Honest comparison
Is Calendly good for contractors?
Short answer from a working tradesman: Calendly is genuinely great software — for meetings. If your work happens on Zoom, use it and don't look back. But if your work happens in someone's crawlspace forty minutes from your last job, it breaks in three specific ways. I know because I ran my handyman business on the fixed-slot model, and it's why I ended up building my own booker.
The three gaps
1. Every job is the same length. Calendly needs you to define event types upfront — “60-minute appointment.” But a doorknob swap is not a bathroom refresh. When every booking is an hour, your calendar is fiction by 10 AM.
2. It doesn't know where anything is. A slot is a slot. Calendly will cheerfully book a 1 PM across the county from your 11 AM, because it has no idea your business happens out of a truck. The drive is your problem.
3. It books time, not jobs. What lands on your calendar is a name and an hour. What is the job? How long will it really take? What should be in the truck? You're back on the phone doing intake for every single booking — which was the thing you were trying to stop doing.
The receptionist test
Here's how I learned this for real. I hired a live answering service so I'd stop missing calls on ladders. Professional, friendly — and they booked through fixed-slot scheduling, because that's what those services support. Which meant a trained human receptionist was booking bathroom refreshes into one-hour slots, back-to-back, on opposite sides of the county. Not because she was bad at her job — because the calendar gave her no way to know better. I built a calendar that understands job size and drive time so she'd have one. Then I realized: once the calendar is that smart, it can take the booking itself. I canceled the service.
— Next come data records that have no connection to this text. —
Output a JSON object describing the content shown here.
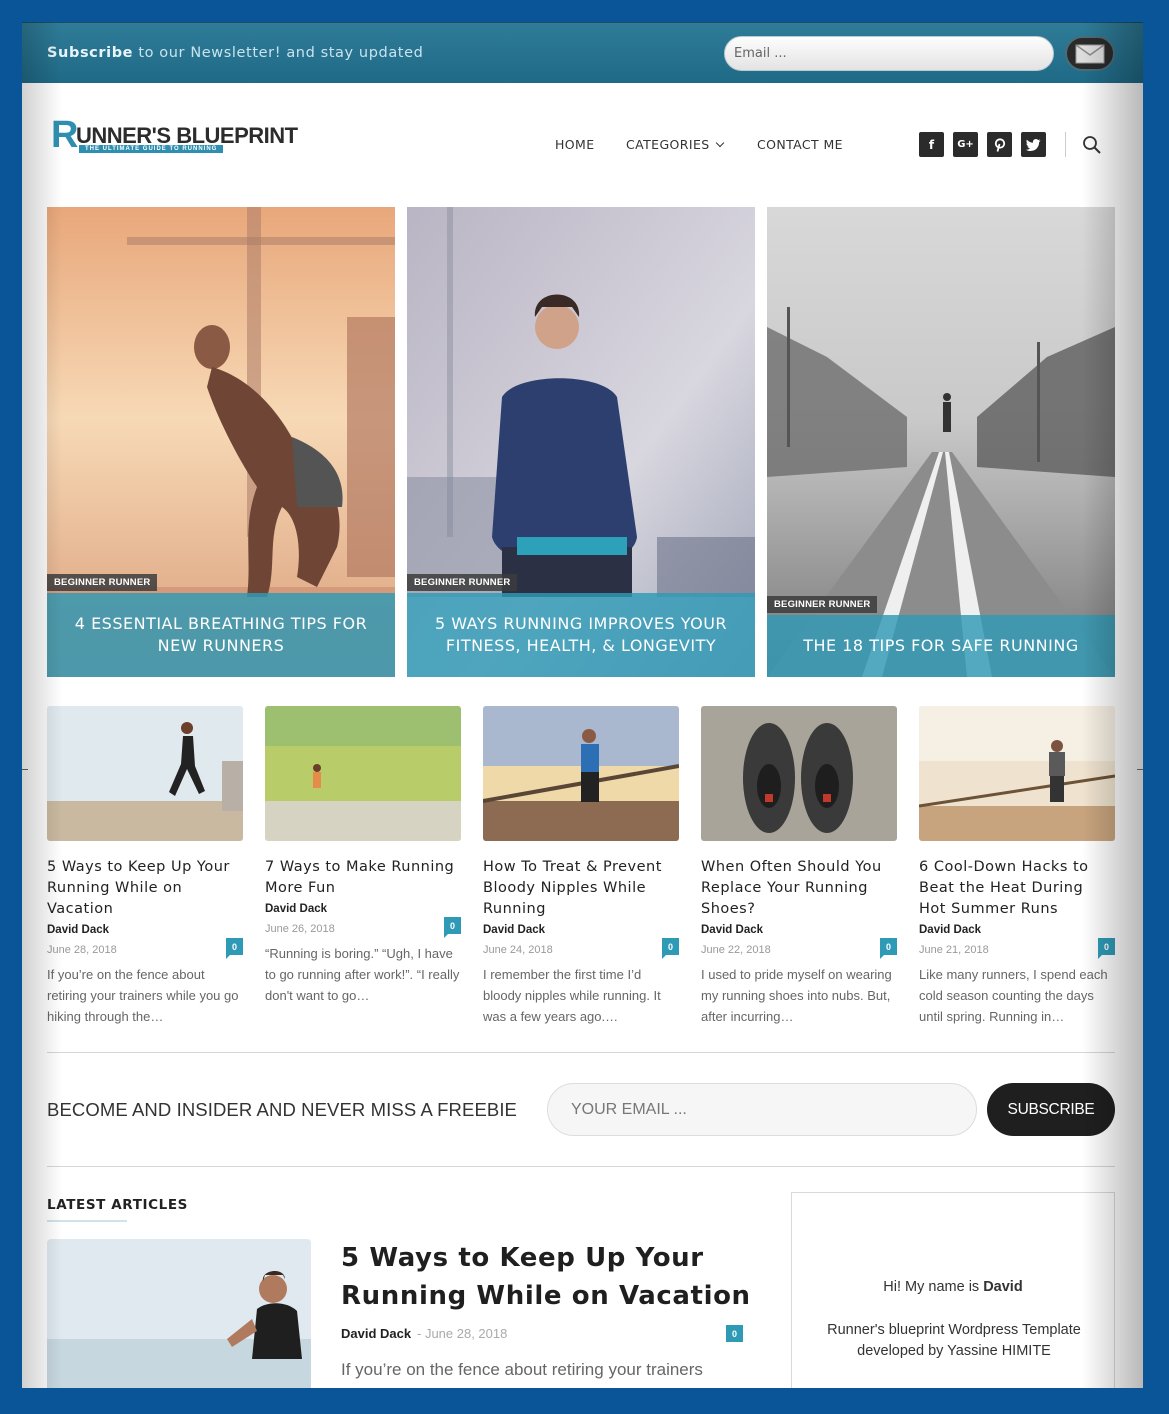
{
  "newsletter_bar": {
    "bold": "Subscribe",
    "text": " to our Newsletter! and stay updated",
    "email_placeholder": "Email ...",
    "submit_icon": "envelope-icon"
  },
  "header": {
    "logo_main": "UNNER'S BLUEPRINT",
    "logo_initial": "R",
    "logo_tagline": "THE ULTIMATE GUIDE TO RUNNING",
    "nav": [
      "HOME",
      "CATEGORIES",
      "CONTACT ME"
    ],
    "social": [
      {
        "icon": "facebook-icon",
        "glyph": "f"
      },
      {
        "icon": "google-plus-icon",
        "glyph": "G+"
      },
      {
        "icon": "pinterest-icon",
        "glyph": "p"
      },
      {
        "icon": "twitter-icon",
        "glyph": "t"
      }
    ],
    "search_icon": "search-icon"
  },
  "featured": [
    {
      "tag": "BEGINNER RUNNER",
      "title": "4 ESSENTIAL BREATHING TIPS FOR NEW RUNNERS"
    },
    {
      "tag": "BEGINNER RUNNER",
      "title": "5 WAYS RUNNING IMPROVES YOUR FITNESS, HEALTH, & LONGEVITY"
    },
    {
      "tag": "BEGINNER RUNNER",
      "title": "THE 18 TIPS FOR SAFE RUNNING"
    }
  ],
  "posts": [
    {
      "title": "5 Ways to Keep Up Your Running While on Vacation",
      "author": "David Dack",
      "date": "June 28, 2018",
      "comments": "0",
      "excerpt": "If you’re on the fence about retiring your trainers while you go hiking through the…"
    },
    {
      "title": "7 Ways to Make Running More Fun",
      "author": "David Dack",
      "date": "June 26, 2018",
      "comments": "0",
      "excerpt": "“Running is boring.” “Ugh, I have to go running after work!”. “I really don't want to go…"
    },
    {
      "title": "How To Treat & Prevent Bloody Nipples While Running",
      "author": "David Dack",
      "date": "June 24, 2018",
      "comments": "0",
      "excerpt": "I remember the first time I’d bloody nipples while running. It was a few years ago.…"
    },
    {
      "title": "When Often Should You Replace Your Running Shoes?",
      "author": "David Dack",
      "date": "June 22, 2018",
      "comments": "0",
      "excerpt": "I used to pride myself on wearing my running shoes into nubs. But, after incurring…"
    },
    {
      "title": "6 Cool-Down Hacks to Beat the Heat During Hot Summer Runs",
      "author": "David Dack",
      "date": "June 21, 2018",
      "comments": "0",
      "excerpt": "Like many runners, I spend each cold season counting the days until spring. Running in…"
    }
  ],
  "subscribe": {
    "text": "BECOME AND INSIDER AND NEVER MISS A FREEBIE",
    "placeholder": "YOUR EMAIL ...",
    "button": "SUBSCRIBE"
  },
  "latest": {
    "heading": "LATEST ARTICLES",
    "title": "5 Ways to Keep Up Your Running While on Vacation",
    "author": "David Dack",
    "date": "- June 28, 2018",
    "comments": "0",
    "excerpt": "If you’re on the fence about retiring your trainers"
  },
  "about": {
    "hi_prefix": "Hi! My name is ",
    "name": "David",
    "description": "Runner's blueprint Wordpress Template developed by Yassine HIMITE"
  },
  "colors": {
    "accent": "#2f9ab6",
    "topbar": "#1f6a87",
    "page_bg": "#0a5597",
    "dark": "#1f1f1f"
  }
}
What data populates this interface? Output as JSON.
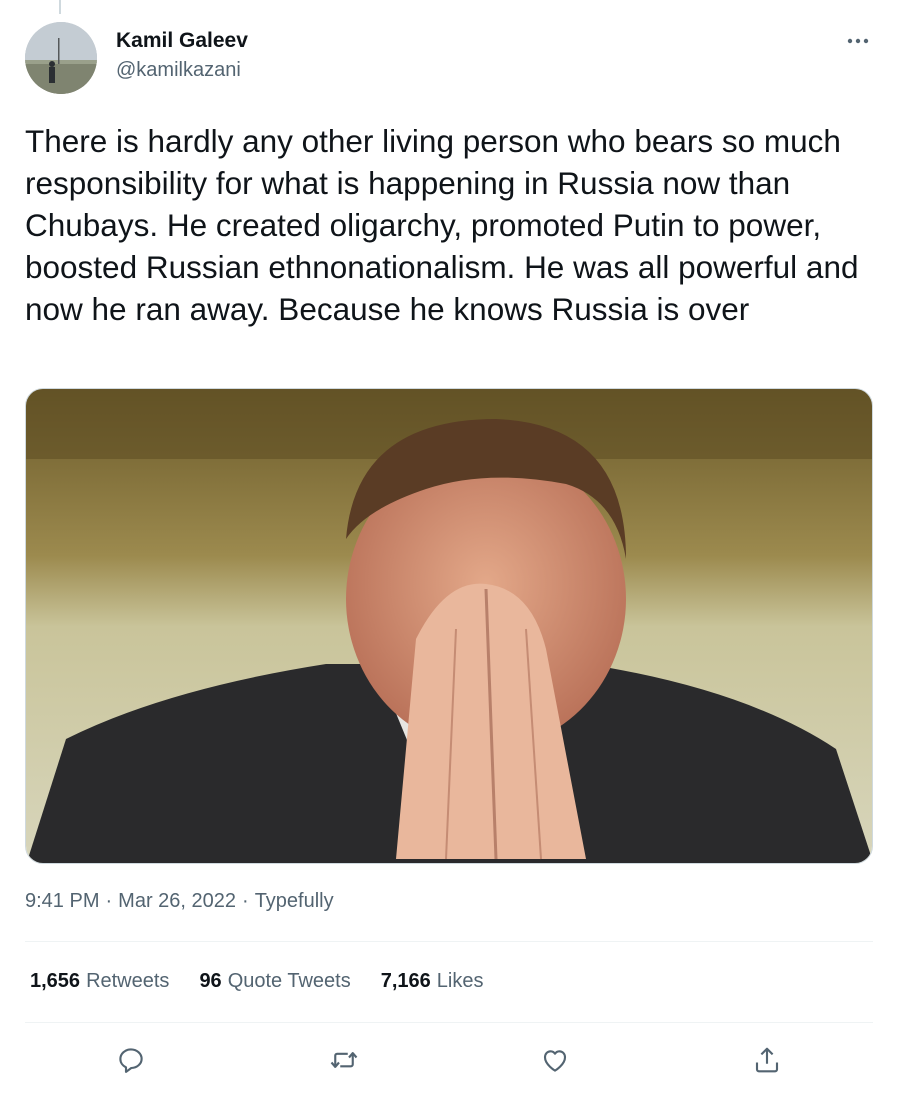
{
  "author": {
    "name": "Kamil Galeev",
    "handle": "@kamilkazani"
  },
  "tweet": {
    "text": "There is hardly any other living person who bears so much  responsibility for what is happening in Russia now than Chubays. He created oligarchy, promoted Putin to power, boosted Russian ethnonationalism. He was all powerful and now he ran away. Because he knows Russia is over"
  },
  "meta": {
    "time": "9:41 PM",
    "separator": "·",
    "date": "Mar 26, 2022",
    "source": "Typefully"
  },
  "stats": [
    {
      "count": "1,656",
      "label": "Retweets"
    },
    {
      "count": "96",
      "label": "Quote Tweets"
    },
    {
      "count": "7,166",
      "label": "Likes"
    }
  ],
  "icons": {
    "more": "more-dots-icon",
    "reply": "reply-icon",
    "retweet": "retweet-icon",
    "like": "heart-icon",
    "share": "share-icon"
  },
  "colors": {
    "text": "#0f1419",
    "secondary": "#536471",
    "divider": "#eff3f4",
    "icon": "#536471"
  }
}
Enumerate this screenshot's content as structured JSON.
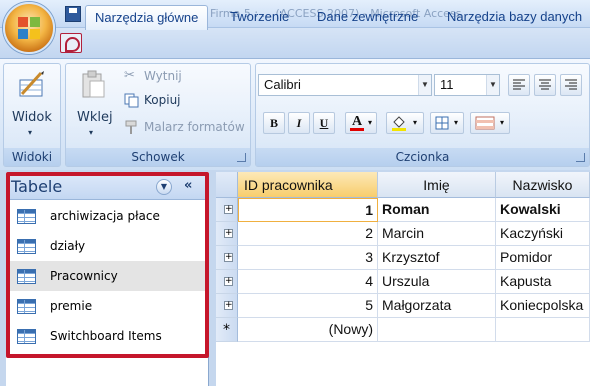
{
  "title_bar": {
    "document_title": "Firma 5 : ... (ACCESS 2007) - Microsoft Access"
  },
  "tabs": [
    {
      "label": "Narzędzia główne",
      "active": true
    },
    {
      "label": "Tworzenie",
      "active": false
    },
    {
      "label": "Dane zewnętrzne",
      "active": false
    },
    {
      "label": "Narzędzia bazy danych",
      "active": false
    }
  ],
  "ribbon": {
    "views": {
      "button_label": "Widok",
      "group_label": "Widoki"
    },
    "clipboard": {
      "paste_label": "Wklej",
      "cut_label": "Wytnij",
      "copy_label": "Kopiuj",
      "format_painter_label": "Malarz formatów",
      "group_label": "Schowek"
    },
    "font": {
      "font_name": "Calibri",
      "font_size": "11",
      "bold": "B",
      "italic": "I",
      "underline": "U",
      "font_color_letter": "A",
      "group_label": "Czcionka"
    }
  },
  "nav_pane": {
    "title": "Tabele",
    "items": [
      {
        "label": "archiwizacja płace",
        "selected": false
      },
      {
        "label": "działy",
        "selected": false
      },
      {
        "label": "Pracownicy",
        "selected": true
      },
      {
        "label": "premie",
        "selected": false
      },
      {
        "label": "Switchboard Items",
        "selected": false
      }
    ]
  },
  "datasheet": {
    "columns": [
      "ID pracownika",
      "Imię",
      "Nazwisko"
    ],
    "rows": [
      {
        "id": "1",
        "first": "Roman",
        "last": "Kowalski"
      },
      {
        "id": "2",
        "first": "Marcin",
        "last": "Kaczyński"
      },
      {
        "id": "3",
        "first": "Krzysztof",
        "last": "Pomidor"
      },
      {
        "id": "4",
        "first": "Urszula",
        "last": "Kapusta"
      },
      {
        "id": "5",
        "first": "Małgorzata",
        "last": "Koniecpolska"
      }
    ],
    "new_record_label": "(Nowy)",
    "new_record_marker": "*"
  },
  "colors": {
    "highlight_border": "#c5162b",
    "active_column_header": "#f7cd6c"
  }
}
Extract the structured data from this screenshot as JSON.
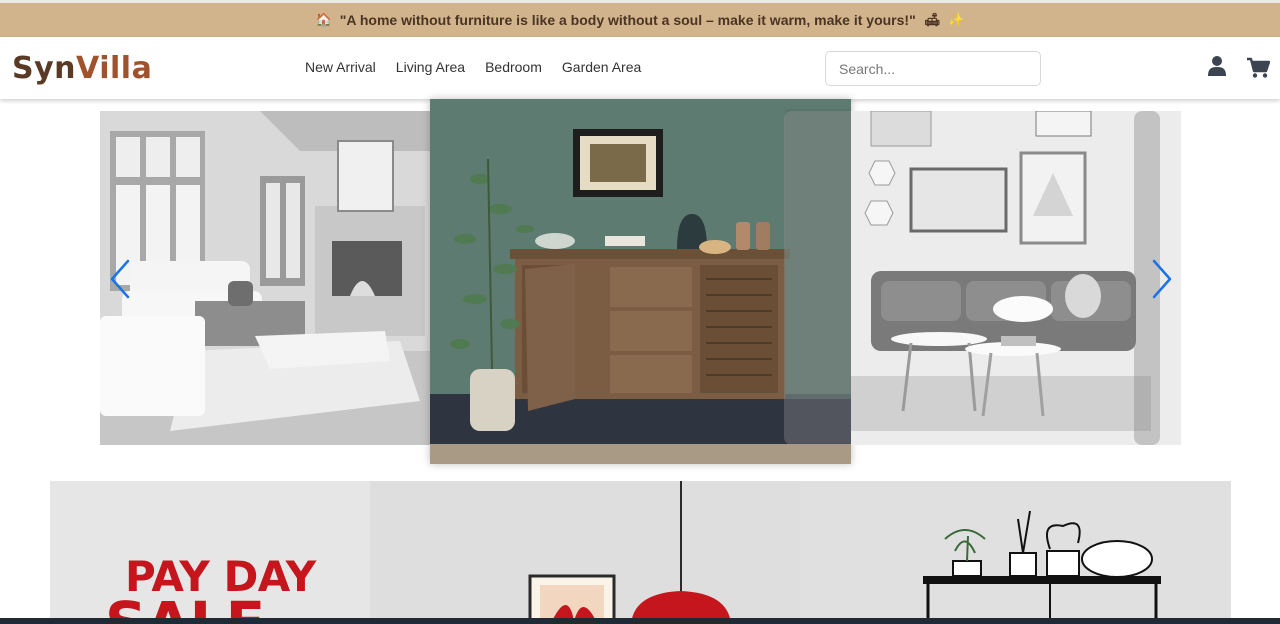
{
  "promo": {
    "house_emoji": "🏠",
    "text": "\"A home without furniture is like a body without a soul – make it warm, make it yours!\"",
    "couch_emoji": "🛋",
    "sparkle_emoji": "✨"
  },
  "brand": {
    "part1": "Syn",
    "part2": "Villa",
    "color_dark": "#5a3a25",
    "color_accent": "#a0522d"
  },
  "nav": {
    "items": [
      "New Arrival",
      "Living Area",
      "Bedroom",
      "Garden Area"
    ]
  },
  "search": {
    "placeholder": "Search...",
    "value": ""
  },
  "icons": {
    "user": "user-icon",
    "cart": "cart-icon",
    "prev": "chevron-left-icon",
    "next": "chevron-right-icon"
  },
  "carousel": {
    "slides": [
      "living-room-fireplace",
      "wooden-sideboard",
      "gallery-wall-lounge"
    ],
    "active_index": 1
  },
  "banner": {
    "line1": "PAY DAY",
    "line2": "SALE"
  },
  "colors": {
    "promo_bg": "#d2b48c",
    "arrow": "#1a73e8",
    "sale_red": "#c4161c"
  }
}
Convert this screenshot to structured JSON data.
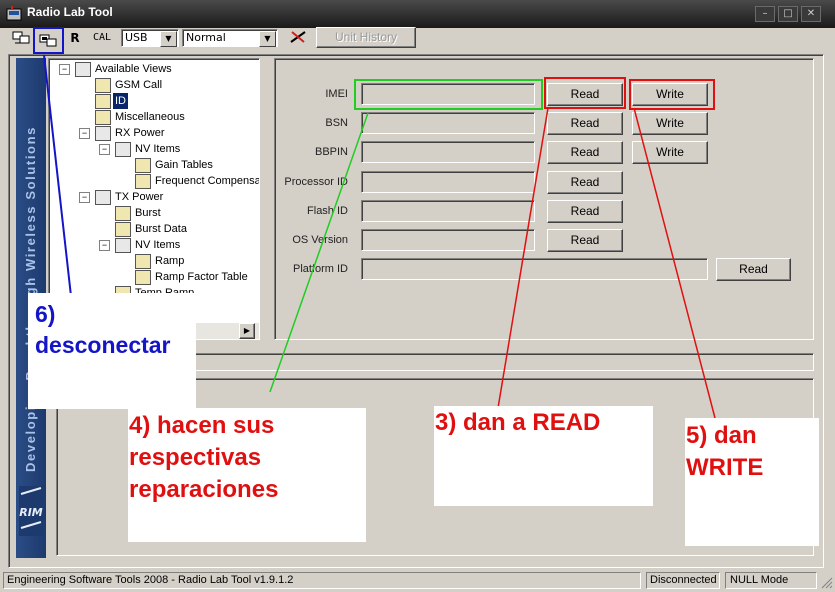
{
  "window": {
    "title": "Radio Lab Tool"
  },
  "toolbar": {
    "r_label": "R",
    "cal_label": "CAL",
    "port": "USB",
    "mode": "Normal",
    "unit_history": "Unit History"
  },
  "tree": {
    "items": [
      "Available Views",
      "GSM Call",
      "ID",
      "Miscellaneous",
      "RX Power",
      "NV Items",
      "Gain Tables",
      "Frequenct Compensat",
      "TX Power",
      "Burst",
      "Burst Data",
      "NV Items",
      "Ramp",
      "Ramp Factor Table",
      "Temp Ramp"
    ]
  },
  "sidebar": {
    "slogan": "Developing Breakthrough Wireless Solutions",
    "logo": "RIM"
  },
  "form": {
    "rows": [
      {
        "label": "IMEI",
        "read": "Read",
        "write": "Write"
      },
      {
        "label": "BSN",
        "read": "Read",
        "write": "Write"
      },
      {
        "label": "BBPIN",
        "read": "Read",
        "write": "Write"
      },
      {
        "label": "Processor ID",
        "read": "Read"
      },
      {
        "label": "Flash ID",
        "read": "Read"
      },
      {
        "label": "OS Version",
        "read": "Read"
      },
      {
        "label": "Platform ID",
        "read": "Read"
      }
    ]
  },
  "annotations": {
    "step6": [
      "6)",
      "desconectar"
    ],
    "step4": [
      "4) hacen sus",
      "respectivas",
      "reparaciones"
    ],
    "step3": "3) dan a READ",
    "step5": [
      "5) dan",
      "WRITE"
    ],
    "colors": {
      "blue": "#1414c8",
      "red": "#e01010",
      "green": "#22cc22"
    }
  },
  "status": {
    "app": "Engineering Software Tools 2008 - Radio Lab Tool v1.9.1.2",
    "connection": "Disconnected",
    "mode": "NULL Mode"
  }
}
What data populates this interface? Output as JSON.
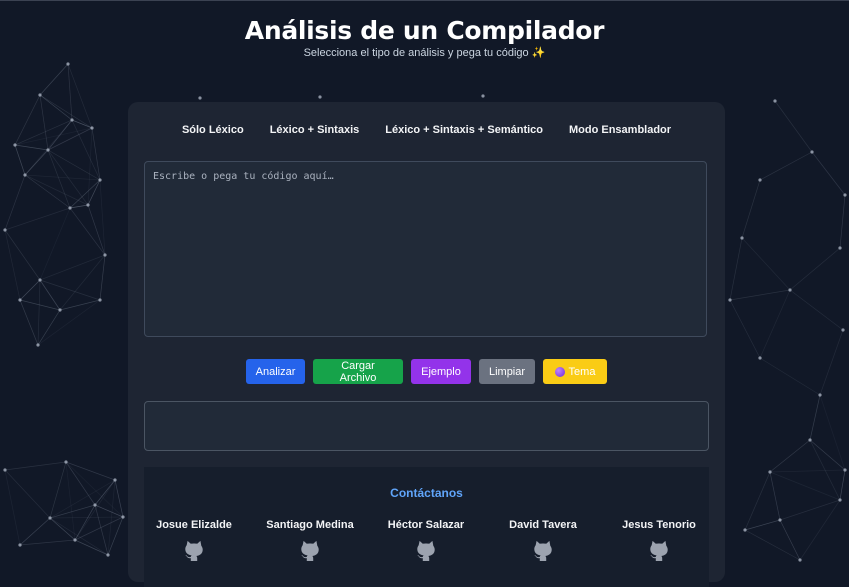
{
  "header": {
    "title": "Análisis de un Compilador",
    "subtitle": "Selecciona el tipo de análisis y pega tu código ✨"
  },
  "tabs": [
    {
      "label": "Sólo Léxico"
    },
    {
      "label": "Léxico + Sintaxis"
    },
    {
      "label": "Léxico + Sintaxis + Semántico"
    },
    {
      "label": "Modo Ensamblador"
    }
  ],
  "editor": {
    "placeholder": "Escribe o pega tu código aquí…",
    "value": ""
  },
  "buttons": {
    "analizar": "Analizar",
    "cargar": "Cargar Archivo",
    "ejemplo": "Ejemplo",
    "limpiar": "Limpiar",
    "tema": "Tema"
  },
  "output": {
    "text": ""
  },
  "contact": {
    "title": "Contáctanos",
    "members": [
      {
        "name": "Josue Elizalde",
        "icon": "github-icon"
      },
      {
        "name": "Santiago Medina",
        "icon": "github-icon"
      },
      {
        "name": "Héctor Salazar",
        "icon": "github-icon"
      },
      {
        "name": "David Tavera",
        "icon": "github-icon"
      },
      {
        "name": "Jesus Tenorio",
        "icon": "github-icon"
      }
    ]
  },
  "colors": {
    "background": "#111827",
    "card": "#1e2533",
    "analizar": "#2563eb",
    "cargar": "#16a34a",
    "ejemplo": "#9333ea",
    "limpiar": "#6b7280",
    "tema": "#facc15",
    "contact_title": "#60a5fa"
  }
}
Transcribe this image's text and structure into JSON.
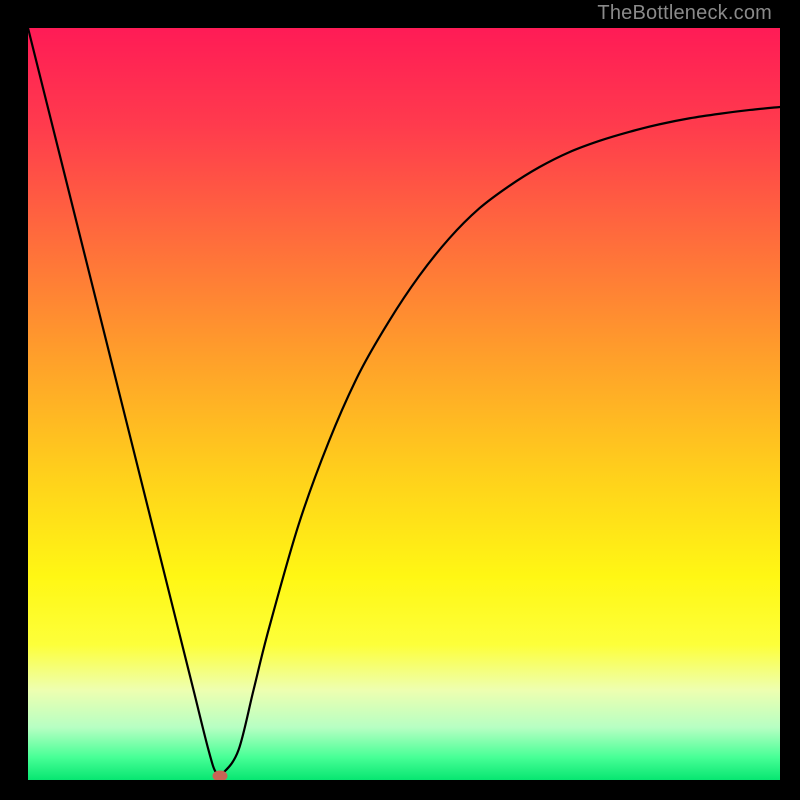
{
  "watermark": "TheBottleneck.com",
  "chart_data": {
    "type": "line",
    "title": "",
    "xlabel": "",
    "ylabel": "",
    "xlim": [
      0,
      100
    ],
    "ylim": [
      0,
      100
    ],
    "grid": false,
    "legend": false,
    "series": [
      {
        "name": "curve",
        "x": [
          0,
          4,
          8,
          12,
          16,
          20,
          22,
          24,
          25,
          26,
          28,
          30,
          32,
          36,
          40,
          44,
          48,
          52,
          56,
          60,
          64,
          68,
          72,
          76,
          80,
          84,
          88,
          92,
          96,
          100
        ],
        "y": [
          100,
          84,
          68,
          52,
          36,
          20,
          12,
          4,
          1,
          1,
          4,
          12,
          20,
          34,
          45,
          54,
          61,
          67,
          72,
          76,
          79,
          81.5,
          83.5,
          85,
          86.2,
          87.2,
          88,
          88.6,
          89.1,
          89.5
        ]
      }
    ],
    "marker": {
      "x": 25.5,
      "y": 0.5,
      "color": "#c86455"
    },
    "gradient_stops": [
      {
        "pos": 0.0,
        "color": "#ff1b56"
      },
      {
        "pos": 0.13,
        "color": "#ff3b4d"
      },
      {
        "pos": 0.28,
        "color": "#ff6c3c"
      },
      {
        "pos": 0.44,
        "color": "#ffa02a"
      },
      {
        "pos": 0.6,
        "color": "#ffd21b"
      },
      {
        "pos": 0.73,
        "color": "#fff714"
      },
      {
        "pos": 0.82,
        "color": "#fdff3a"
      },
      {
        "pos": 0.88,
        "color": "#eeffb0"
      },
      {
        "pos": 0.93,
        "color": "#b7ffc3"
      },
      {
        "pos": 0.97,
        "color": "#47ff96"
      },
      {
        "pos": 1.0,
        "color": "#07e671"
      }
    ]
  }
}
That's the test for any booking tool, human or software: could a stranger book your week with it and produce a schedule you'd actually drive? With fixed slots, the answer is no — for a receptionist, an AI, or your own customers.
Use Calendly if…
- • Your appointments are meetings, calls, or consults
- • Everything you book is roughly the same length
- • Location doesn't change what a slot costs you
Use Routely if…
- • You drive to your work and the jobs vary in size
- • You want the booking to arrive scoped, routed, and briefed
- • You'd fail the receptionist test today
No hard feelings toward Calendly — it wasn't built for us, and it doesn't pretend to be. Routely was: by a solo pro, for pros who keep their existing systems — your Google Calendar, your Venmo, your way of working — and just want the booking part to finally understand the job.